The following entry is a summary of a recent research paper written for my Advertising Research course at IUPUI. To view the full paper, including all 20+ sources, click here.
Defining Cause-Related Marketing
Cause-related marketing (CRM) is a strategy where a for-profit company partners with a non-profit organization and agrees to share a portion of their revenue with the nonprofit. CRM first occurred during a 1983 marketing campaign developed by American Express, which partnered with the Statue of Liberty Restoration project for a short-term campaign. For every purchase a customer made with their American Express card, the company would donate a certain amount towards the restoration for three months.
Campaigns have increased in popularity since the 1980s and have undergone relatively little change in terms of format. In the 2000s, companies began aiming for long-term partnerships with nonprofits as opposed singular, short campaigns. Over time, causes also shift in their importance. A company might have a more successful CRM campaign about disaster relief if a hurricane has recently caused considerable damage. The length of the campaigns and the causes linked to them are two of the main ways in which CRM tactics have developed over time.

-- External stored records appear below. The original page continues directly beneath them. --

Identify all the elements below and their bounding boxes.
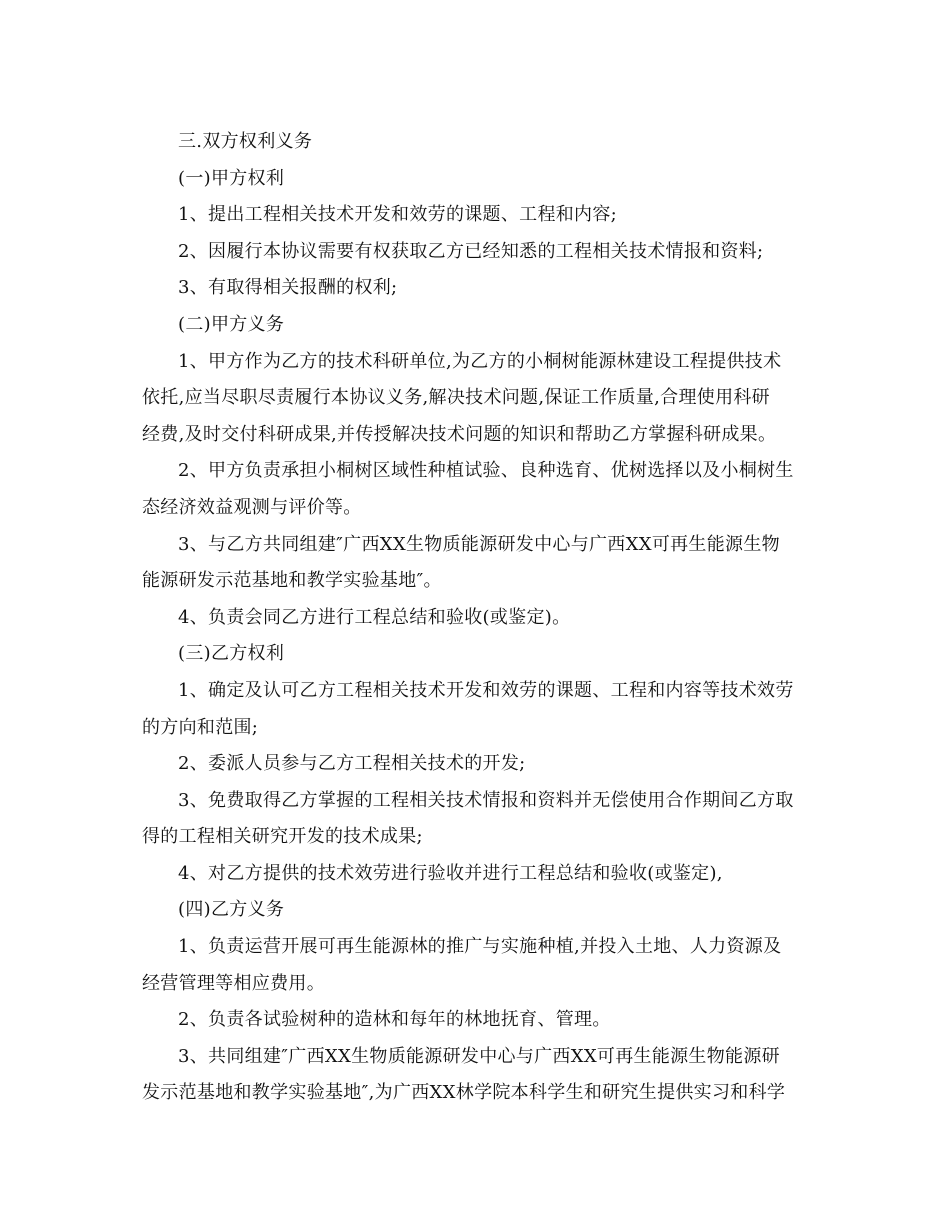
- text-line: 2、甲方负责承担小桐树区域性种植试验、良种选育、优树选择以及小桐树生: [178, 460, 794, 482]
- text-line: 的方向和范围;: [142, 716, 259, 738]
- text-line: (三)乙方权利: [178, 643, 285, 665]
- text-line: (二)甲方义务: [178, 313, 285, 335]
- text-line: 能源研发示范基地和教学实验基地″。: [142, 570, 442, 592]
- text-line: 3、有取得相关报酬的权利;: [178, 277, 398, 299]
- text-line: 4、负责会同乙方进行工程总结和验收(或鉴定)。: [178, 606, 571, 628]
- document-body: [142, 124, 814, 1112]
- text-line: 1、确定及认可乙方工程相关技术开发和效劳的课题、工程和内容等技术效劳: [178, 679, 794, 701]
- text-line: 经费,及时交付科研成果,并传授解决技术问题的知识和帮助乙方掌握科研成果。: [142, 423, 777, 445]
- text-line: 3、与乙方共同组建″广西XX生物质能源研发中心与广西XX可再生能源生物: [178, 533, 780, 555]
- text-line: (四)乙方义务: [178, 899, 285, 921]
- text-line: 经营管理等相应费用。: [142, 972, 325, 994]
- text-line: 3、免费取得乙方掌握的工程相关技术情报和资料并无偿使用合作期间乙方取: [178, 789, 794, 811]
- text-line: 三.双方权利义务: [178, 131, 313, 152]
- text-line: 2、负责各试验树种的造林和每年的林地抚育、管理。: [178, 1009, 611, 1031]
- text-line: 1、负责运营开展可再生能源林的推广与实施种植,并投入土地、人力资源及: [178, 936, 782, 958]
- text-line: 2、因履行本协议需要有权获取乙方已经知悉的工程相关技术情报和资料;: [178, 240, 764, 262]
- text-line: 2、委派人员参与乙方工程相关技术的开发;: [178, 753, 526, 775]
- text-line: 3、共同组建″广西XX生物质能源研发中心与广西XX可再生能源生物能源研: [178, 1045, 780, 1067]
- text-line: 得的工程相关研究开发的技术成果;: [142, 826, 423, 848]
- text-line: (一)甲方权利: [178, 167, 285, 189]
- text-line: 依托,应当尽职尽责履行本协议义务,解决技术问题,保证工作质量,合理使用科研: [142, 387, 770, 409]
- text-line: 4、对乙方提供的技术效劳进行验收并进行工程总结和验收(或鉴定),: [178, 862, 723, 884]
- text-line: 1、提出工程相关技术开发和效劳的课题、工程和内容;: [178, 204, 618, 226]
- text-line: 发示范基地和教学实验基地″,为广西XX林学院本科学生和研究生提供实习和科学: [142, 1082, 786, 1104]
- text-line: 1、甲方作为乙方的技术科研单位,为乙方的小桐树能源林建设工程提供技术: [178, 350, 782, 372]
- text-line: 态经济效益观测与评价等。: [142, 496, 362, 518]
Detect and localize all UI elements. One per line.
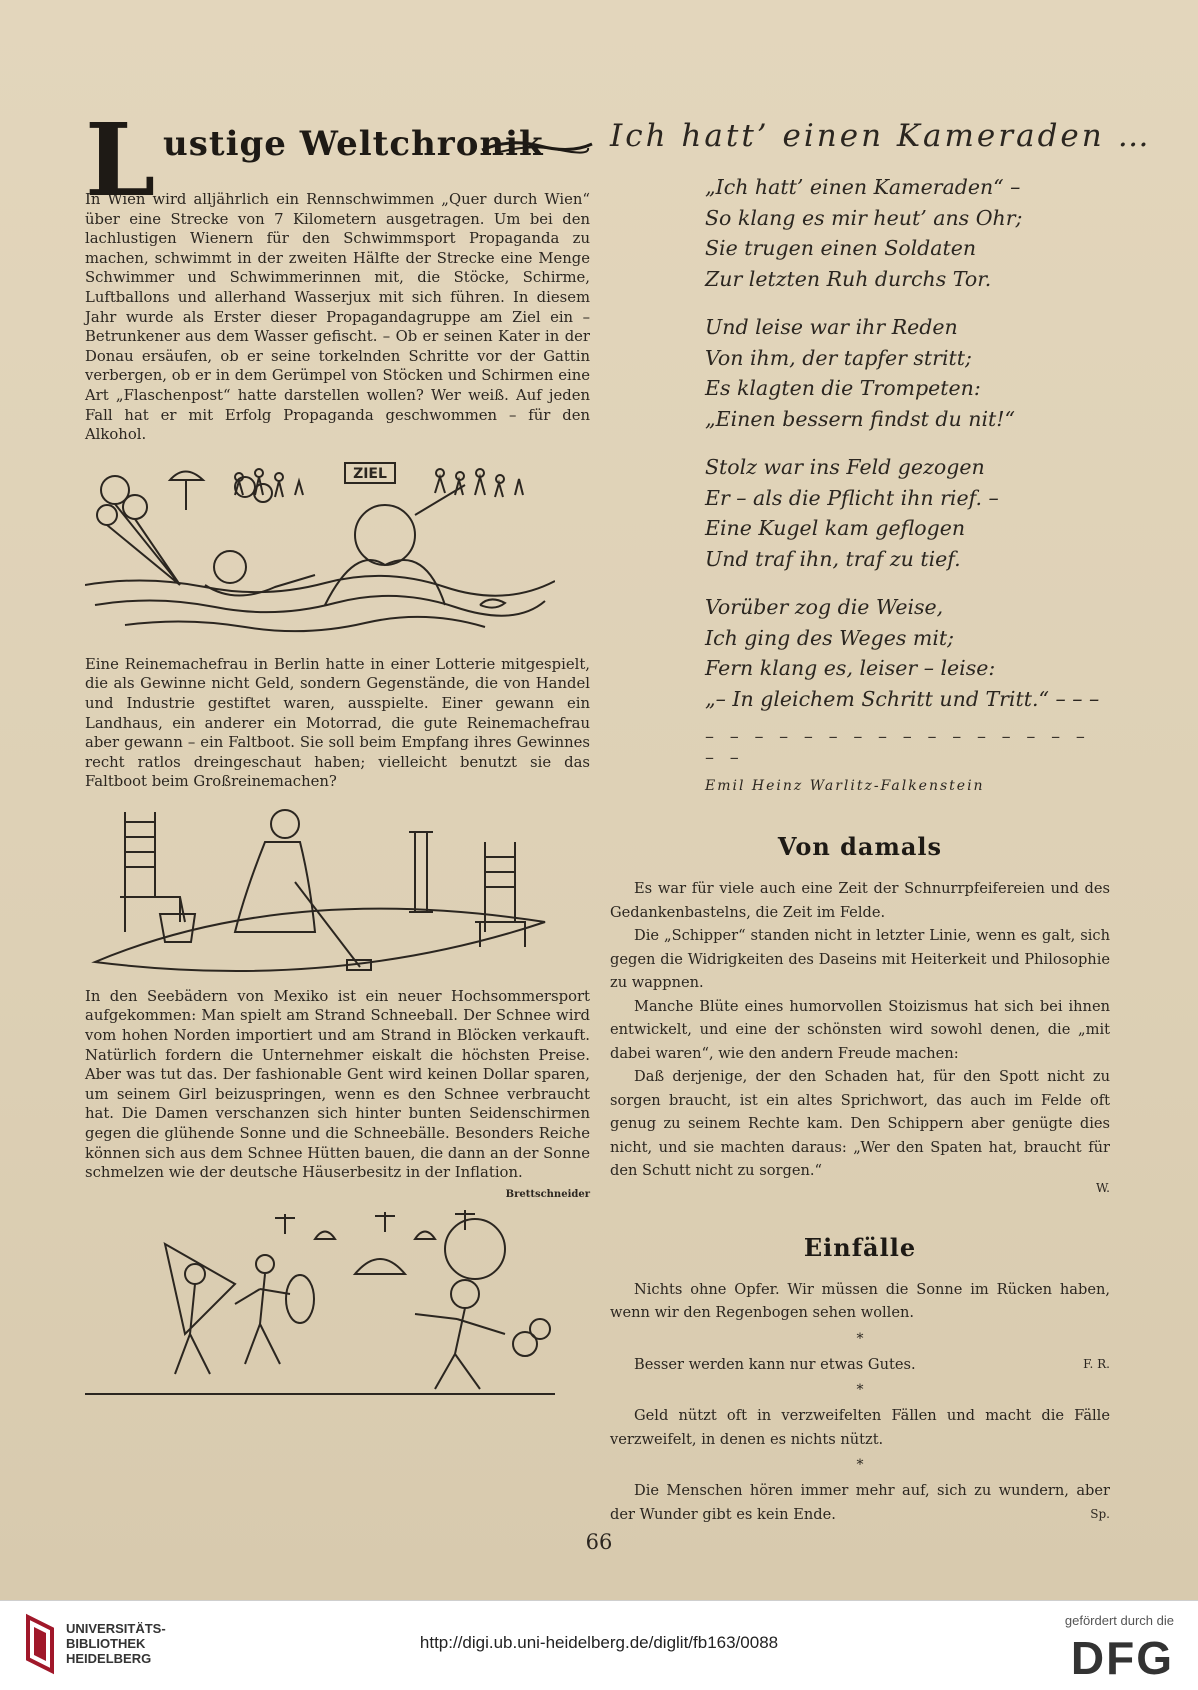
damals-paragraph: Daß derjenige, der den Schaden hat, für den Spott nicht zu sorgen braucht, ist ein altes Sprichwort, das auch im Felde oft genug zu seinem Rechte kam. Den Schippern aber genügte dies nicht, und sie machten daraus: „Wer den Spaten hat, braucht für den Schutt nicht zu sorgen.“ — [610, 1068, 1110, 1179]
damals-heading: Von damals — [777, 832, 943, 861]
poem-line: „– In gleichem Schritt und Tritt.“ – – – — [705, 686, 1100, 711]
separator-star: * — [856, 1382, 864, 1398]
faltboot-illustration — [85, 802, 590, 977]
mexiko-paragraph — [85, 987, 590, 1200]
swimmer-illustration — [85, 455, 590, 645]
poem-stanza-2 — [705, 312, 1110, 434]
ziel-sign: ZIEL — [353, 465, 387, 482]
poem-line: „Einen bessern findst du nit!“ — [705, 406, 1015, 431]
schneeball-illustration — [85, 1193, 590, 1400]
aphorism-signature: Sp. — [1090, 1506, 1110, 1521]
aphorism-text: Geld nützt oft in verzweifelten Fällen und macht die Fälle verzweifelt, in denen es nichts nützt. — [610, 1407, 1110, 1448]
left-column — [85, 101, 590, 1409]
aphorism — [610, 1278, 1110, 1325]
damals-paragraph: Manche Blüte eines humorvollen Stoizismus hat sich bei ihnen entwickelt, und eine der schönsten wird sowohl denen, die „mit dabei waren“, wie den andern Freude machen: — [610, 997, 1110, 1062]
poem-line: Stolz war ins Feld gezogen — [705, 455, 985, 479]
poem-line: So klang es mir heut’ ans Ohr; — [705, 205, 1023, 230]
reinemachefrau-paragraph: Eine Reinemachefrau in Berlin hatte in einer Lotterie mitgespielt, die als Gewinne nicht Geld, sondern Gegenstände, die von Handel und Industrie gestiftet waren, ausspielte. Einer gewann ein Landhaus, ein anderer ein Motorrad, die gute Reinemachefrau aber gewann – ein Faltboot. Sie soll beim Empfang ihres Gewinnes recht ratlos dreingeschaut haben; vielleicht benutzt sie das Faltboot beim Großreinemachen? — [85, 655, 590, 791]
library-name-line: HEIDELBERG — [66, 1651, 152, 1666]
title-drop-cap: L — [85, 101, 156, 219]
poem-line: Zur letzten Ruh durchs Tor. — [705, 266, 992, 291]
permalink-url[interactable]: http://digi.ub.uni-heidelberg.de/diglit/fb163/0088 — [419, 1633, 779, 1652]
aphorism-text: Nichts ohne Opfer. Wir müssen die Sonne im Rücken haben, wenn wir den Regenbogen sehen wollen. — [610, 1280, 1110, 1321]
einfaelle-heading: Einfälle — [803, 1232, 917, 1262]
poem-stanza-4 — [705, 592, 1110, 714]
mexiko-text: In den Seebädern von Mexiko ist ein neuer Hochsommersport aufgekommen: Man spielt am Strand Schneeball. Der Schnee wird vom hohen Norden importiert und am Strand in Blöcken verkauft. Natürlich fordern die Unternehmer eiskalt die höchsten Preise. Aber was tut das. Der fashionable Gent wird keinen Dollar sparen, um seinem Girl beizuspringen, wenn es den Schnee verbraucht hat. Die Damen verschanzen sich hinter bunten Seidenschirmen gegen die glühende Sonne und die Schneebälle. Besonders Reiche können sich aus dem Schnee Hütten bauen, die dann an der Sonne schmelzen wie der deutsche Häuserbesitz in der Inflation. — [85, 987, 590, 1182]
poem-line: Vorüber zog die Weise, — [705, 595, 944, 619]
damals-signature: W. — [1095, 1180, 1110, 1195]
poem-author: Emil Heinz Warlitz-Falkenstein — [705, 778, 985, 794]
chronik-title — [85, 101, 590, 219]
funded-by-label: gefördert durch die — [1064, 1613, 1174, 1628]
page-number: 66 — [585, 1530, 613, 1554]
wien-paragraph: In Wien wird alljährlich ein Rennschwimmen „Quer durch Wien“ über eine Strecke von 7 Kilometern ausgetragen. Um bei den lachlustigen Wienern für den Schwimmsport Propaganda zu machen, schwimmt in der zweiten Hälfte der Strecke eine Menge Schwimmer und Schwimmerinnen mit, die Stöcke, Schirme, Luftballons und allerhand Wasserjux mit sich führen. In diesem Jahr wurde als Erster dieser Propagandagruppe am Ziel ein – Betrunkener aus dem Wasser gefischt. – Ob er seinen Kater in der Donau ersäufen, ob er seine torkelnden Schritte vor der Gattin verbergen, ob er in dem Gerümpel von Stöcken und Schirmen eine Art „Flaschenpost“ hatte darstellen wollen? Wer weiß. Auf jeden Fall hat er mit Erfolg Propaganda geschwommen – für den Alkohol. — [85, 191, 590, 444]
poem-line: Und traf ihn, traf zu tief. — [705, 546, 961, 571]
poem-stanza-3 — [705, 452, 1110, 574]
title-text: ustige Weltchronik — [163, 124, 544, 164]
library-name-line: UNIVERSITÄTS- — [66, 1621, 166, 1636]
aphorism — [610, 1353, 1110, 1377]
aphorism-text: Besser werden kann nur etwas Gutes. — [634, 1355, 916, 1373]
poem-line: Eine Kugel kam geflogen — [705, 516, 966, 540]
aphorism — [610, 1479, 1110, 1526]
separator-star: * — [856, 1457, 864, 1473]
right-column — [610, 110, 1152, 1526]
poem-divider: – – – – – – – – – – – – – – – – – – — [705, 726, 1090, 768]
aphorism-signature: F. R. — [1083, 1356, 1110, 1371]
poem-line: Ich ging des Weges mit; — [705, 625, 955, 650]
damals-paragraph: Es war für viele auch eine Zeit der Schnurrpfeifereien und des Gedankenbastelns, die Zeit im Felde. — [610, 880, 1110, 921]
poem-line: Er – als die Pflicht ihn rief. – — [705, 485, 999, 510]
aphorism — [610, 1404, 1110, 1451]
illustrator-credit: Brettschneider — [505, 1188, 590, 1200]
damals-paragraph: Die „Schipper“ standen nicht in letzter Linie, wenn es galt, sich gegen die Widrigkeiten des Daseins mit Heiterkeit und Philosophie zu wappnen. — [610, 927, 1110, 991]
poem-line: Und leise war ihr Reden — [705, 315, 958, 339]
separator-star: * — [856, 1330, 864, 1347]
flourish-ornament-icon — [480, 136, 595, 156]
poem-line: Von ihm, der tapfer stritt; — [705, 345, 972, 370]
poem-line: Sie trugen einen Soldaten — [705, 236, 977, 260]
poem-stanza-1 — [705, 172, 1110, 294]
viewer-footer — [0, 1600, 1198, 1690]
dfg-logo: DFG — [1070, 1632, 1174, 1684]
poem-line: „Ich hatt’ einen Kameraden“ – — [705, 175, 1021, 199]
poem-title: Ich hatt’ einen Kameraden … — [610, 118, 1152, 154]
aphorism-text: Die Menschen hören immer mehr auf, sich zu wundern, aber der Wunder gibt es kein Ende. — [610, 1482, 1110, 1523]
poem-line: Fern klang es, leiser – leise: — [705, 656, 996, 680]
poem-line: Es klagten die Trompeten: — [705, 376, 981, 400]
library-name-line: BIBLIOTHEK — [66, 1636, 146, 1651]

Identifying Successful CRM Tactics
The first American Express campaign yielded positive results for the company, increasing credit card usage by 28 percent and raising $1.7 million for the restoration project. The use of CRM strategies continues to grow in modern times, with sponsorship spending on causes in North America increasing from $120 million in 1990 to $2.6 billion in 2017. Companies that utilize CRM generally increase their sales and improve their brand’s reputation. Nonprofit organizations and charities acquire financial support and increased awareness of their cause. Results of campaigns vary based on a few factors.
The cause associated with a CRM campaign can have a great effect on the results of the campaign. Campaigns are more likely to be successful if they are associated with a cause that is already well-known and currently popular within the public. Consumers are more likely to participate in a campaign that is timely and indicates some sort of immediacy, such as providing relief to victims of a recent hurricane.
The perceived fit between cause and company is also important. Consumers’ perceptions of the company prior to participating in CRM can impact the perceptions of the company-cause fit. If a consumer is not able to determine how the company and the cause align, they may become suspicious of the partnership or deem it less valuable compared to competing campaigns. Further suspicion occurs if the consumer already had negative perceptions of the company, and they may be unwilling to purchase products associated with the cause.
Some campaigns have been successful by allowing consumers to choose which cause donations will be attributed to. Subaru’s Share the Love event donated $250 for every Subaru sold or leased during a six-week period to the customer’s choice of several different charities, which has resulted in over $50 million raised for multiple causes since the start of the ongoing campaign. A study published in 2012 proved that consumers value cause choice in a campaign when it enhances their perceived role in helping the cause. Companies might consider a multiple-cause campaign to place more emphasis on consumer choice as opposed to the company’s decision.
Another set of factors that affects the success of CRM is related to the overall execution of the CRM campaign, such as the creative elements of the campaign and cost of consumer participation.
A combination of logical and emotional appeals is best for CRM. Whether the campaign cause is locally or globally based can affect the way that consumers perceive the campaign and which appeals work best. Fear appeals, such as images of people in a disaster-stricken area, are more likely to persuade consumers to contribute to global causes. Hopeful appeals, like showing people volunteering together, are more likely to persuade consumers to contribute to local causes. In 2016, Harvard Business Review identified common elements found across 49 successful cause-related ads including: using strong visuals and simple messages, emphasizing social sharing, and focusing on a large-scale issue with attention drawn to personal interactions. Consumers like to feel as though their small donation is making a global impact.
The amount of money consumers must contribute can severely impact consumers’ willingness to participate. Though consumers are generally willing to pay more money for a product that benefits a cause, there is a “ceiling effect” on consumers’ willingness to pay. At a certain point, people are no longer willing to pay a higher amount in order to contribute a larger donation. Even the most generous consumers are only willing to pay a certain amount to support that cause.
The Impact of CRM Campaigns
As more and more Americans look to corporate social responsibility as a means of bettering the world, the impact of CRM continues to grow. The Red Nose Day campaign, led by Walgreens, raised more than $24 million in 2018, money that was contributed towards ending childhood poverty.
The positive impact of CRM partnerships can be long-lasting. The Subaru Share the Love event celebrated its tenth anniversary in 2017. In that year alone, the campaign raised more than 24 million dollars for its nonprofit partners, including Make-A-Wish Foundation, ASPCA and Meals on Wheels. Eyeglass brand Warby Parker built their company around a partnership with VisionSpring to provide glasses for people in need. The “Buy a Pair, Give a Pair” campaign has provided 4,000,000 pairs of eyeglasses in over 50 countries worldwide.
Those are just a few examples, but the impact of CRM is clear.